I want to rotate a point on a sphere surface . I was instructed as I can use Rodrigues rotation formula , (I thank ja72 very much). I tried to use the formula but it did not work . I can not find where I was wrong . I wrote a short Scilab program for explanation of my current understanding on the formula. Please someone point out where I am wrong.

Thank you very much .

Formula: rotation_matrix = I + sin(θ) * [k]x + (1 - cosθ) * [k]x ^2

In details , the center is at [ 0,0,0 ] and the radius = 1 . I named the point to rotate as point_before . The axis is decided by point_axis and the center point . The angle of rotation = 120 degree.

Scilab code .

//center = [ 0 , 0 , 0 ]

//radius ; point to rotate ; point to decide axis ; and its unit vector matrix; angle

point_before = [ radius ; 0 ;0 ]

point_axis = [ 1 , 2 , 3 ]

vector_axis33 = [ 0 , -3 , 2 ; 3 ,0 ,-1 ; -2 , 1 , 0 ] / sqrt( 1 + 2*2 + 3*3 )

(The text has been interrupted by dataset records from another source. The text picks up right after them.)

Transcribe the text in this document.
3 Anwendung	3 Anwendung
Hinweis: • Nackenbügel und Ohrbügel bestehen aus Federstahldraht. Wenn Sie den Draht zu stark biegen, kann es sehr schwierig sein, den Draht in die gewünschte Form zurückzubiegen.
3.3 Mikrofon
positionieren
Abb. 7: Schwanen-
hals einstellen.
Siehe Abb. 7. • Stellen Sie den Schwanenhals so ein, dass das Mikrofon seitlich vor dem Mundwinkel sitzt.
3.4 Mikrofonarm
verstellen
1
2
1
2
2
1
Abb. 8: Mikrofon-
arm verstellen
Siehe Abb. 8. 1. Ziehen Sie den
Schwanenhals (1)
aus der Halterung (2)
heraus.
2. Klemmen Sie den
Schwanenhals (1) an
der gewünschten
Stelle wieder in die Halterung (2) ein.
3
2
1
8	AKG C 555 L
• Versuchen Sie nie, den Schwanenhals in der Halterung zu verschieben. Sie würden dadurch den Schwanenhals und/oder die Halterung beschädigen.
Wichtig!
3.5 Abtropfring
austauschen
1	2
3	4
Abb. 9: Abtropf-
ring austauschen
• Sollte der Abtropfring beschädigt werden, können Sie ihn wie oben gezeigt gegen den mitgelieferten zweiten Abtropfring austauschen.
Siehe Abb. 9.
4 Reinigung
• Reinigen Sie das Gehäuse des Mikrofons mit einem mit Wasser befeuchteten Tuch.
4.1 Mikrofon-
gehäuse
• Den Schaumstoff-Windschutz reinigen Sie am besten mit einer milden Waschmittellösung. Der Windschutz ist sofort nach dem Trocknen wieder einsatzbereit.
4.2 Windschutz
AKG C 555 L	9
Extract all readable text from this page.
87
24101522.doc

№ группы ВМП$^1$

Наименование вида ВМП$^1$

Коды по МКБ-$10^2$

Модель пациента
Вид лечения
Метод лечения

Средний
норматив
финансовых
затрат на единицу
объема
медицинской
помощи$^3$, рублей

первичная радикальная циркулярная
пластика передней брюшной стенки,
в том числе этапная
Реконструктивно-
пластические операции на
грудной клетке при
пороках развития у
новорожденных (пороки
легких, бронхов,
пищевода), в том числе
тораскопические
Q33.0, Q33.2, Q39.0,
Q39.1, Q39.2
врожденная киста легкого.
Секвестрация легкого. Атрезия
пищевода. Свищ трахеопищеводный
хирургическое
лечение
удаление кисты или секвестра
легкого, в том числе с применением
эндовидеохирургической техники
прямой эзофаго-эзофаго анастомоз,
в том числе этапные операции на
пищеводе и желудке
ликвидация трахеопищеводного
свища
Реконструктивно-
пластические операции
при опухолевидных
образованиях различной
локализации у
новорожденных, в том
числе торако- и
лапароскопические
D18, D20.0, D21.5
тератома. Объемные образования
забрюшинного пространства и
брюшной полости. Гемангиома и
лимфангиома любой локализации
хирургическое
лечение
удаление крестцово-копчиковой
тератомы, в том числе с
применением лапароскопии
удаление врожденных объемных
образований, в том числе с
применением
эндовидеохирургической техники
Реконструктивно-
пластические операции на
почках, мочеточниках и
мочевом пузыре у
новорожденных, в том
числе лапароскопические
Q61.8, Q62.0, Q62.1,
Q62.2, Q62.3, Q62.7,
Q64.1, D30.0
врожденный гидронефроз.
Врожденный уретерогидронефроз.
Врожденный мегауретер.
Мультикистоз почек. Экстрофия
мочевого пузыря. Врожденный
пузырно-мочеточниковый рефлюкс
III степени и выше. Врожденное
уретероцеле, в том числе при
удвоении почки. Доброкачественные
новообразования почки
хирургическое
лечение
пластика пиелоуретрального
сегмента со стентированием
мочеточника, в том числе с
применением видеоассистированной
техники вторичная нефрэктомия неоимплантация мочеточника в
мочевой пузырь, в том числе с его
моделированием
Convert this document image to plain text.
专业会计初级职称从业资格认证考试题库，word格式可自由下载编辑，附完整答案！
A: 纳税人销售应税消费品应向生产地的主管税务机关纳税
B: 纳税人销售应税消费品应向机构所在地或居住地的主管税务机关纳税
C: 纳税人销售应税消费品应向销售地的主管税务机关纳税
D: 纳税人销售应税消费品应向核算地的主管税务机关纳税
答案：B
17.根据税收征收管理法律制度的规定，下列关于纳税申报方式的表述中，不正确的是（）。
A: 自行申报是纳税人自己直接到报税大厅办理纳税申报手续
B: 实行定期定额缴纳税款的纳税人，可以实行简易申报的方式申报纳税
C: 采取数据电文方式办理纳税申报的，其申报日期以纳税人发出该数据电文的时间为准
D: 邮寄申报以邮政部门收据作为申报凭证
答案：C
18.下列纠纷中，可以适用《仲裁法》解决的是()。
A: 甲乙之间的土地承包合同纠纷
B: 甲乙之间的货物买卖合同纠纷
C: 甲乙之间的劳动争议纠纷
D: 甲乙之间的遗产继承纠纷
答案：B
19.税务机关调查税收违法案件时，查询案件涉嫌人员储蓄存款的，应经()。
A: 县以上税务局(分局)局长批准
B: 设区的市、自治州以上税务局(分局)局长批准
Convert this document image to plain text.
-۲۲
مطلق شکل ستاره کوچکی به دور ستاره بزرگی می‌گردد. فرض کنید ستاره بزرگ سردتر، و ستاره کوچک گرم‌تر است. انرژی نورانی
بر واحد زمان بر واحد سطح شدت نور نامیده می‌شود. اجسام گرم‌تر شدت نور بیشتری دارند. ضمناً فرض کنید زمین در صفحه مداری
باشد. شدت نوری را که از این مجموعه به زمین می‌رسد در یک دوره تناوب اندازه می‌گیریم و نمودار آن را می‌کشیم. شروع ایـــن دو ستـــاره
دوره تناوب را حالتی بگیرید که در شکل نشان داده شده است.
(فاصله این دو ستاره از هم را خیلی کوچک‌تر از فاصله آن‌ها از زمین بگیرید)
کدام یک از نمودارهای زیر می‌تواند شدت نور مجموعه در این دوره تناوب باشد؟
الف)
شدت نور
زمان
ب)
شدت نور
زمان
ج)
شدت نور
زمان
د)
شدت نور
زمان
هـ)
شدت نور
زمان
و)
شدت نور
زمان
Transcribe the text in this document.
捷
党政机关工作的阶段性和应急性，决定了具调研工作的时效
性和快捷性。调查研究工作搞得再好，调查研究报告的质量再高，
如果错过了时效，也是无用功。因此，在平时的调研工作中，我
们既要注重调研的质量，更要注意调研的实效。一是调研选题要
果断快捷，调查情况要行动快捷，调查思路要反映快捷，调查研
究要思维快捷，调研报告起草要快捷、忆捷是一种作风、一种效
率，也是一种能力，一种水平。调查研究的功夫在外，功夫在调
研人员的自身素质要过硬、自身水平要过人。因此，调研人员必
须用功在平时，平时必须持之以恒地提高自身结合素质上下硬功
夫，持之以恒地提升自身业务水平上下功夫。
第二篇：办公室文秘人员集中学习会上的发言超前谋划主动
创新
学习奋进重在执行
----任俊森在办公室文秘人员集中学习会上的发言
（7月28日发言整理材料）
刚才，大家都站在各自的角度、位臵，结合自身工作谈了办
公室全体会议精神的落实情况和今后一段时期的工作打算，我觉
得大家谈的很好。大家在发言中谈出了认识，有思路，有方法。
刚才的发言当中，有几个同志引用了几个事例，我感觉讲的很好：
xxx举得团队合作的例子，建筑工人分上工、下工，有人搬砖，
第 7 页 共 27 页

angle120 = 3.141592 * 2 / 3

//Identity matrix ; the number in the formula ;the number in the formula

Identity=[ 0,1,0 ; 0,1,0 ; 0,0,1 ]

sin_120 = sin( angle120 )

cos_120 = cos( 1 - angle120 )

//rename variables as short names

I = Identity

uv = vector_axis33

uv2 = uv * uv

//use the formula

rotation_matrix = I + sin_120 * uv + cos_120 * uv2

//the point after the rotation

point_after = rotation_matrix * point_before

//the output ; it is not on the original sphere

- 0.4258284
0.7598773
- 0.3646421

-

There's an error in your identity matrix; the 0 and 1 at the beginning are swapped. Further, it should be 1 - cos( angle120 ), not cos( 1 - angle120 ).